Jonas is now moving into mammalian systems, exploring the role that mitochondria and cell-death proteins might play in shoring up synapses during learning and memory. Although she hasn't yet been able to get her double-barrel electrodes to pick up mitochondrial channels in mouse hippocampal neurons, she and Hardwick have discovered that overexpressing Bcl-XL (a protein that staves off cell death) changes the structure of synapses: The modified neurons make more synapses, containing more synaptic vesicles, and their transmission is faster and better than control cells.

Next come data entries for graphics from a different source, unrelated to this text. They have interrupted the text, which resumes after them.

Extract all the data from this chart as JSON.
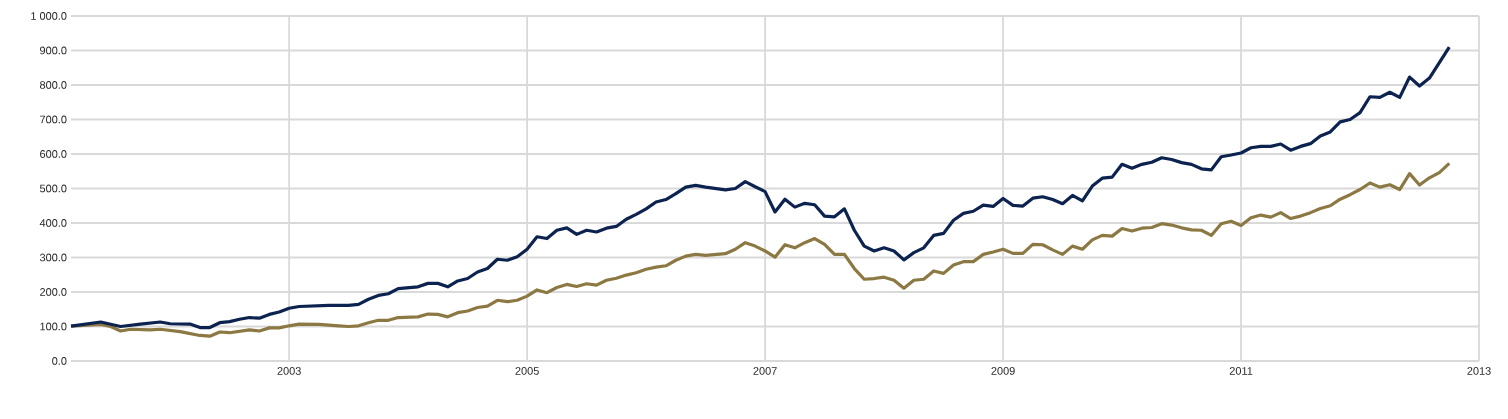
{
  "chart_data": {
    "type": "line",
    "xlim": [
      "2001-03",
      "2013-01"
    ],
    "xticks": [
      {
        "value": "2003",
        "label": "2003"
      },
      {
        "value": "2005",
        "label": "2005"
      },
      {
        "value": "2007",
        "label": "2007"
      },
      {
        "value": "2009",
        "label": "2009"
      },
      {
        "value": "2011",
        "label": "2011"
      },
      {
        "value": "2013",
        "label": "2013"
      }
    ],
    "ylim": [
      0,
      1000
    ],
    "yticks": [
      {
        "value": 0,
        "label": "0.0"
      },
      {
        "value": 100,
        "label": "100.0"
      },
      {
        "value": 200,
        "label": "200.0"
      },
      {
        "value": 300,
        "label": "300.0"
      },
      {
        "value": 400,
        "label": "400.0"
      },
      {
        "value": 500,
        "label": "500.0"
      },
      {
        "value": 600,
        "label": "600.0"
      },
      {
        "value": 700,
        "label": "700.0"
      },
      {
        "value": 800,
        "label": "800.0"
      },
      {
        "value": 900,
        "label": "900.0"
      },
      {
        "value": 1000,
        "label": "1 000.0"
      }
    ],
    "grid": true,
    "series": [
      {
        "color": "#8c7843",
        "x": [
          "2001-03",
          "2001-06",
          "2001-07",
          "2001-08",
          "2001-09",
          "2001-11",
          "2001-12",
          "2002-02",
          "2002-04",
          "2002-05",
          "2002-06",
          "2002-07",
          "2002-09",
          "2002-10",
          "2002-11",
          "2002-12",
          "2003-01",
          "2003-02",
          "2003-04",
          "2003-06",
          "2003-07",
          "2003-08",
          "2003-09",
          "2003-10",
          "2003-11",
          "2003-12",
          "2004-02",
          "2004-03",
          "2004-04",
          "2004-05",
          "2004-06",
          "2004-07",
          "2004-08",
          "2004-09",
          "2004-10",
          "2004-11",
          "2004-12",
          "2005-01",
          "2005-02",
          "2005-03",
          "2005-04",
          "2005-05",
          "2005-06",
          "2005-07",
          "2005-08",
          "2005-09",
          "2005-10",
          "2005-11",
          "2005-12",
          "2006-01",
          "2006-02",
          "2006-03",
          "2006-04",
          "2006-05",
          "2006-06",
          "2006-07",
          "2006-09",
          "2006-10",
          "2006-11",
          "2006-12",
          "2007-01",
          "2007-02",
          "2007-03",
          "2007-04",
          "2007-05",
          "2007-06",
          "2007-07",
          "2007-08",
          "2007-09",
          "2007-10",
          "2007-11",
          "2007-12",
          "2008-01",
          "2008-02",
          "2008-03",
          "2008-04",
          "2008-05",
          "2008-06",
          "2008-07",
          "2008-08",
          "2008-09",
          "2008-10",
          "2008-11",
          "2008-12",
          "2009-01",
          "2009-02",
          "2009-03",
          "2009-04",
          "2009-05",
          "2009-06",
          "2009-07",
          "2009-08",
          "2009-09",
          "2009-10",
          "2009-11",
          "2009-12",
          "2010-01",
          "2010-02",
          "2010-03",
          "2010-04",
          "2010-05",
          "2010-06",
          "2010-07",
          "2010-08",
          "2010-09",
          "2010-10",
          "2010-11",
          "2010-12",
          "2011-01",
          "2011-02",
          "2011-03",
          "2011-04",
          "2011-05",
          "2011-06",
          "2011-07",
          "2011-08",
          "2011-09",
          "2011-10",
          "2011-11",
          "2011-12",
          "2012-01",
          "2012-02",
          "2012-03",
          "2012-04",
          "2012-05",
          "2012-06",
          "2012-07",
          "2012-08",
          "2012-09",
          "2012-10"
        ],
        "values": [
          101,
          106,
          100,
          87,
          92,
          90,
          92,
          85,
          74,
          72,
          84,
          82,
          90,
          87,
          96,
          96,
          102,
          107,
          106,
          102,
          100,
          102,
          111,
          118,
          118,
          126,
          128,
          136,
          135,
          128,
          140,
          145,
          155,
          159,
          176,
          172,
          176,
          188,
          206,
          198,
          213,
          222,
          216,
          224,
          220,
          234,
          240,
          249,
          256,
          266,
          272,
          276,
          292,
          304,
          309,
          306,
          311,
          324,
          343,
          333,
          319,
          301,
          337,
          328,
          343,
          355,
          338,
          309,
          309,
          268,
          237,
          239,
          243,
          234,
          211,
          234,
          237,
          261,
          254,
          278,
          288,
          288,
          309,
          316,
          324,
          312,
          312,
          338,
          337,
          322,
          309,
          333,
          324,
          351,
          364,
          362,
          384,
          377,
          385,
          387,
          398,
          394,
          386,
          380,
          379,
          364,
          398,
          405,
          393,
          415,
          423,
          417,
          430,
          413,
          420,
          430,
          442,
          450,
          469,
          482,
          497,
          516,
          504,
          511,
          497,
          543,
          510,
          531,
          546,
          573
        ]
      },
      {
        "color": "#0c2350",
        "x": [
          "2001-03",
          "2001-06",
          "2001-08",
          "2001-10",
          "2001-12",
          "2002-01",
          "2002-03",
          "2002-04",
          "2002-05",
          "2002-06",
          "2002-07",
          "2002-08",
          "2002-09",
          "2002-10",
          "2002-11",
          "2002-12",
          "2003-01",
          "2003-02",
          "2003-05",
          "2003-07",
          "2003-08",
          "2003-09",
          "2003-10",
          "2003-11",
          "2003-12",
          "2004-02",
          "2004-03",
          "2004-04",
          "2004-05",
          "2004-06",
          "2004-07",
          "2004-08",
          "2004-09",
          "2004-10",
          "2004-11",
          "2004-12",
          "2005-01",
          "2005-02",
          "2005-03",
          "2005-04",
          "2005-05",
          "2005-06",
          "2005-07",
          "2005-08",
          "2005-09",
          "2005-10",
          "2005-11",
          "2005-12",
          "2006-01",
          "2006-02",
          "2006-03",
          "2006-04",
          "2006-05",
          "2006-06",
          "2006-07",
          "2006-09",
          "2006-10",
          "2006-11",
          "2006-12",
          "2007-01",
          "2007-02",
          "2007-03",
          "2007-04",
          "2007-05",
          "2007-06",
          "2007-07",
          "2007-08",
          "2007-09",
          "2007-10",
          "2007-11",
          "2007-12",
          "2008-01",
          "2008-02",
          "2008-03",
          "2008-04",
          "2008-05",
          "2008-06",
          "2008-07",
          "2008-08",
          "2008-09",
          "2008-10",
          "2008-11",
          "2008-12",
          "2009-01",
          "2009-02",
          "2009-03",
          "2009-04",
          "2009-05",
          "2009-06",
          "2009-07",
          "2009-08",
          "2009-09",
          "2009-10",
          "2009-11",
          "2009-12",
          "2010-01",
          "2010-02",
          "2010-03",
          "2010-04",
          "2010-05",
          "2010-06",
          "2010-07",
          "2010-08",
          "2010-09",
          "2010-10",
          "2010-11",
          "2010-12",
          "2011-01",
          "2011-02",
          "2011-03",
          "2011-04",
          "2011-05",
          "2011-06",
          "2011-07",
          "2011-08",
          "2011-09",
          "2011-10",
          "2011-11",
          "2011-12",
          "2012-01",
          "2012-02",
          "2012-03",
          "2012-04",
          "2012-05",
          "2012-06",
          "2012-07",
          "2012-08",
          "2012-09",
          "2012-10"
        ],
        "values": [
          101,
          113,
          100,
          107,
          113,
          108,
          107,
          97,
          97,
          111,
          114,
          121,
          126,
          124,
          135,
          142,
          153,
          158,
          161,
          161,
          164,
          179,
          190,
          195,
          210,
          215,
          225,
          225,
          215,
          232,
          239,
          258,
          268,
          295,
          292,
          302,
          324,
          360,
          355,
          379,
          386,
          367,
          379,
          374,
          385,
          390,
          411,
          425,
          441,
          461,
          468,
          485,
          504,
          509,
          504,
          496,
          500,
          520,
          505,
          491,
          432,
          469,
          446,
          457,
          453,
          420,
          418,
          441,
          379,
          333,
          319,
          328,
          319,
          293,
          314,
          328,
          364,
          370,
          408,
          428,
          434,
          452,
          448,
          471,
          451,
          449,
          472,
          476,
          468,
          456,
          480,
          464,
          507,
          530,
          533,
          570,
          559,
          570,
          576,
          589,
          584,
          575,
          570,
          557,
          554,
          592,
          597,
          603,
          618,
          622,
          622,
          629,
          611,
          622,
          630,
          652,
          664,
          693,
          700,
          720,
          766,
          764,
          779,
          764,
          823,
          797,
          820,
          865,
          910
        ]
      }
    ]
  }
}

Jonas says she thinks that Bcl-XL and its relatives might enhance synaptic transmission by allowing mitochondria to release extra ATP. Given that releasing neurotransmitters is an energy-consuming business, the theory is not unreasonable. It is, however, controversial, because Jonas and her collaborators have found that the mitochondria are making more ATP while consuming less oxygen. "We think Bcl-XL is making the machine more efficient," says Jonas. "That's really controversial right now and we still have a lot of experiments to do," which doesn't bother her. "I've been on the frontier a lot," she says. "Whether I've done well with that is not clear."